Mi mamá, una de las personas que más admiro en el mundo, tuvo cuatro hijos y trabajó durante décadas. El día se le iba en una extenuante jornada laboral como secretaria y cuando llegaba a la casa la esperaban otra cantidad de tareas agotadoras: revisar tareas, cocinar, oírnos las quejas o las anécdotas, alistar los uniformes y acompañarnos hasta que nos durmiéramos. Luego, para estirar el sueldo, se ponía a coser y solo más tarde podía leer, ver televisión y descansar. Años después entró a estudiar Derecho por las noches y entonces las oportunidades para el descanso se hicieron aún más remotas.
Me parece verla acostada en la cama, sin dormir pero inmóvil, con los ojos fijos en el techo:
- ¿Qué estás haciendo, mami?
- Estoy pensando en mí misma.
Ella, que siempre ha sido súper organizada, lograba sacar quince minutos para eso tan importante: pensar en ella misma. Una pausa para regalarse el lujo de no hacer nada. Con los años, pero sobre todo desde que me convertí en mamá, empecé a valorar la contundencia de ese gesto.

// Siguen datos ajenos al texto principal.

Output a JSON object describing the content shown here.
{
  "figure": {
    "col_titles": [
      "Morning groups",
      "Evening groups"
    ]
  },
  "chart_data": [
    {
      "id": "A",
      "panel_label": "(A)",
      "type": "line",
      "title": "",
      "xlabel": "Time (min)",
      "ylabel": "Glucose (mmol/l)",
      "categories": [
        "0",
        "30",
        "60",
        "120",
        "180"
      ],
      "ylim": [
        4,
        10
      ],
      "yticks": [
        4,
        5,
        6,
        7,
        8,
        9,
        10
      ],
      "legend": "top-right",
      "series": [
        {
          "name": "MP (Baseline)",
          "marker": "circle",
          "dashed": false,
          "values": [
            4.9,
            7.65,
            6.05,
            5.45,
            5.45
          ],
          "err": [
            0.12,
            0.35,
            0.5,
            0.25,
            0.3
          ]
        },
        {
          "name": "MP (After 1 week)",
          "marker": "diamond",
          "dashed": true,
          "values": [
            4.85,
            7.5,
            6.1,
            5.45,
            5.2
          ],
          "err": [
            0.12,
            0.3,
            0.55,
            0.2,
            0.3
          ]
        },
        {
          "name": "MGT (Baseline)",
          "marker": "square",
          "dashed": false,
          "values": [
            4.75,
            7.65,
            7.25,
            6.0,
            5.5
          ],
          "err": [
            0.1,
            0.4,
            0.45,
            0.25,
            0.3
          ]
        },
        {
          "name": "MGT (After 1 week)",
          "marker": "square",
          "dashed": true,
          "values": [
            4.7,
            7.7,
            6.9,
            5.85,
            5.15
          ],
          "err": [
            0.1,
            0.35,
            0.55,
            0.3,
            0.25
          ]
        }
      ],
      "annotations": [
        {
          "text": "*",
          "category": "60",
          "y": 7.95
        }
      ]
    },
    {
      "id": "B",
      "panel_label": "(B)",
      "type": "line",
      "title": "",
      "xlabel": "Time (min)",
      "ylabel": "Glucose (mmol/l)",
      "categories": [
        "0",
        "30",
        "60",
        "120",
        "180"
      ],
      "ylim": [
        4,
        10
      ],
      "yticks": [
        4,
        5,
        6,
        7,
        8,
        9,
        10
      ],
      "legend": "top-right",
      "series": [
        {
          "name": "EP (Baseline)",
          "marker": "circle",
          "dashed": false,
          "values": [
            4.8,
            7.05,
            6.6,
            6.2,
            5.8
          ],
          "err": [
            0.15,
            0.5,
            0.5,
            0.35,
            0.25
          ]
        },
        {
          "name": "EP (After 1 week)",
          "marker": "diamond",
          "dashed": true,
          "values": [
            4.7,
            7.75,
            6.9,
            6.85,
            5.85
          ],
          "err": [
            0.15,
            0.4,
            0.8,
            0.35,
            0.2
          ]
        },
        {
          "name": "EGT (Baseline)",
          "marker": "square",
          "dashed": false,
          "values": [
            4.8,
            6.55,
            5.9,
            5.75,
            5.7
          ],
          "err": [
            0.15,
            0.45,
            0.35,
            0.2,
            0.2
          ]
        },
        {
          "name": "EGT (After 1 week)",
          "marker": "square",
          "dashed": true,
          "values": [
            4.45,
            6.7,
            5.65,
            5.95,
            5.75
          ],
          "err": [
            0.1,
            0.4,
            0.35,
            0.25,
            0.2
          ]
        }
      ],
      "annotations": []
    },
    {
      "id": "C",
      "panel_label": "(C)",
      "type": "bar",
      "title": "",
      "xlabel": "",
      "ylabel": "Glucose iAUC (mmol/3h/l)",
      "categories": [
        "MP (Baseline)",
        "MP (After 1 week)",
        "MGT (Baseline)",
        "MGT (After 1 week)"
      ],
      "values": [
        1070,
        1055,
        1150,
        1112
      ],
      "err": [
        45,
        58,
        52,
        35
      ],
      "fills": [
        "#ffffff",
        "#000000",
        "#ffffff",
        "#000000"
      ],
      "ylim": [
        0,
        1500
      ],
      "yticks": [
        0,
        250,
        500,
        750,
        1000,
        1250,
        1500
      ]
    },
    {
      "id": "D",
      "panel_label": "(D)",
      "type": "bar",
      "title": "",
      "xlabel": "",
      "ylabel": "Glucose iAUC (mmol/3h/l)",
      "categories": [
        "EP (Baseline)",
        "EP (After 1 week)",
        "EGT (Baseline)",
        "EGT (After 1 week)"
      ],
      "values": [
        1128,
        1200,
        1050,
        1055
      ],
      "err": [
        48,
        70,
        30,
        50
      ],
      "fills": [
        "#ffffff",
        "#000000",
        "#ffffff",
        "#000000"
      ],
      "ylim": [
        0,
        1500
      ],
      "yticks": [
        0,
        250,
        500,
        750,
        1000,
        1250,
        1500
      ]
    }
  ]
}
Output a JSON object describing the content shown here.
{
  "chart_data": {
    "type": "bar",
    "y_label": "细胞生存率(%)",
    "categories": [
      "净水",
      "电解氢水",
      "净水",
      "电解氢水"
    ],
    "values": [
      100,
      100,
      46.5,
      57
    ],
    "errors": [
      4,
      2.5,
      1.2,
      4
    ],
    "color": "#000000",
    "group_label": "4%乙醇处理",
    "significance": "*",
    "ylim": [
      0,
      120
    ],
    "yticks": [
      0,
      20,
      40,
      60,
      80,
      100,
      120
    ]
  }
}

He sido lectora feliz de revistas y durante mi embarazo me aficioné a las de bebés. Recuerdo que en una de ellas leí un artículo del tipo “los cinco mejores regalos para un recién nacido”. Cuatro eran obviedades, pero el quinto decía algo así como “Regálele tiempo a la mamá: ofrezca que usted cuidará al bebé mientras ella va a la peluquería, al cine, o sale a cenar con su esposo”. Lo leí cuando estaba con una panza enorme, pero todavía era la dueña de mi tiempo. Pocas semanas después, con el sueño trastocado y los días consumidos entre la lactancia y los pañales, deseé que alguien leyera esa revista y me diera ese regalo que a mí nunca se me ocurrió ofrecer y que, finalmente, solo me dieron los de mi familia.
Esta semana releí un ensayo al que le debo mucho: Una habitación propia, de Virginia Woolf. Allí la autora inglesa se pregunta por qué hay tan pocas mujeres escritoras. Para responderse cita a Florence Nightingale, pionera de la enfermería moderna: “las mujeres nunca disponían de media hora que pudieran llamar suya. Siempre las interrumpían”. Durante siglos las mujeres dedicaron sus horas, sus días, sus vidas, a servirle a los demás y por eso Woolf resalta una curiosidad: las cuatro grandes novelistas del siglo XIX en Inglaterra, George Eliot, Jane Austen,Charlotte Brontë y Emily Brontë, fueron escritoras sin hijos. Woolf tampoco los tuvo.
Podría escribir muchos párrafos cursis llenos de lugares comunes sobre la dicha que significa ser mamá. Vivo derretida de amor por mi hija y disfruto mucho lo que compartimos juntas. Pero también sé que un hijo demanda tiempo y que las mujeres entramos al mundo laboral sin dejar el trabajo doméstico. Según el Servicio Público de Empleo, en Colombia los hombres dedican 21,7 horas de la semana al cuidado del hogar mientras que las mujeres dedicamos 50. Nos ocupamos a doble jornada entre el trabajo de la oficina y el de la casa.
Tanta ocupación agota, cansa, envejece. Por eso hoy, Día de la Madre, quiero que mi regalo sea tiempo. Tiempo libre para hacer lo que me dé la gana: viajar, leer, mirar para el techo, pintarme las uñas. Lo que sea. Tiempo para mí, porque el día se me va entre el trabajo y mi hija, que amo pero sé que es prestada, que vivirá conmigo solo unos años y luego se irá. Y no puede ser que para tener tiempo libre deba esperar la jubilación o el nido vacío.
De Día de la Madre quiero regalarme el hábito de dedicar 15 minutos diarios para pensar en mí misma. Y como no puedo evitar ser mamá entonces ese regalo es también para mi hija: le enseñaré el valor de ese gesto, que es una invitación para todas las mujeres, independiente de si tienen hijos o no.